Right. People have seemed to completely divorce their work life from their personal life, and while I think there is a positive side of it, it seems completely sterile and unnatural.
It kind of reminds me of the way the Internet has pulled people apart from having personal relationships with each other.
I can’t put my finger on it. But I don’t like it. It kind of reminds me in a way of Orwell’s “1984” where people left work and immediately went back to their flat. To watch their Telescreen.
The city hired us Jr High kids to staff all positions and got busted for violating Child Labor Laws (working at night).
So the city fired us With Cause.
Mad Men was highly entertaining and a very good perspective of the '60s that I never knew from my grandparents.

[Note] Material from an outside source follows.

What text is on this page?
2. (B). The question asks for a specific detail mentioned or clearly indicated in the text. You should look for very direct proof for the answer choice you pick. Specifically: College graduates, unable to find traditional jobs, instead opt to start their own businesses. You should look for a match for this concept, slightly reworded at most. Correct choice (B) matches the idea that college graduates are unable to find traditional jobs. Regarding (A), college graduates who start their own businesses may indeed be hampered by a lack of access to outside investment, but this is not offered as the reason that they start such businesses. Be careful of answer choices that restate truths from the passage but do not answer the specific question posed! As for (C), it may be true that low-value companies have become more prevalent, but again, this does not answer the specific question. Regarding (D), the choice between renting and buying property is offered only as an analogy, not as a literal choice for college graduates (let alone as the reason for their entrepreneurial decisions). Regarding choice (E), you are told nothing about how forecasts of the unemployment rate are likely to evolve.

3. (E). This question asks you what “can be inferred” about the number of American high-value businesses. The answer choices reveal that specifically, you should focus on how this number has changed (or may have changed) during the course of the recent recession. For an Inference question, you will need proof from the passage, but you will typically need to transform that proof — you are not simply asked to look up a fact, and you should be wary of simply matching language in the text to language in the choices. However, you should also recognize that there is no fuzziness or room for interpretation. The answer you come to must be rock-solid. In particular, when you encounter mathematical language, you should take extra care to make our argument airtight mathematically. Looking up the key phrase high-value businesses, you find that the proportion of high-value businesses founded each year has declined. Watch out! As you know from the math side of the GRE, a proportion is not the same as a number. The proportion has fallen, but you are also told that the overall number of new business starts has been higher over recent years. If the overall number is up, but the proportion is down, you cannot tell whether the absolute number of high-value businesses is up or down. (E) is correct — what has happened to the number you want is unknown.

In private law firms here things were much more strict in the Sixties and Seventies than now. First, law firms were on a 6 day week, but got Sundays off. You had to wear a full suit Monday through Friday. Saturday was a casual day, which meant that instead of a suit you could wear a blazer or sports jacket with a tie and tailored slacks. You had to be at your desk working by 7:30 a.m. every morning. One of the senior partners would go from office to office making sure that the junior attorneys were all in, and you would be disciplined if you were late.
That was a little before my time, but as a new attorney I got disciplined for bringing in a typewriter and typing my notes and memo rough drafts, because that was “unprofessional” for an attorney. We were expected to dictate everything, either to a secretary or into a dictating machine.
A lot of manual labor. I worked in a factory in the early 70’s nothing was automated. Guys hand stacked heavy cases on pallets for 8 hours. Same for box cars - all loaded with two wheel hand trucks. It was real work. Now everything is automated from the production line to the loading dock.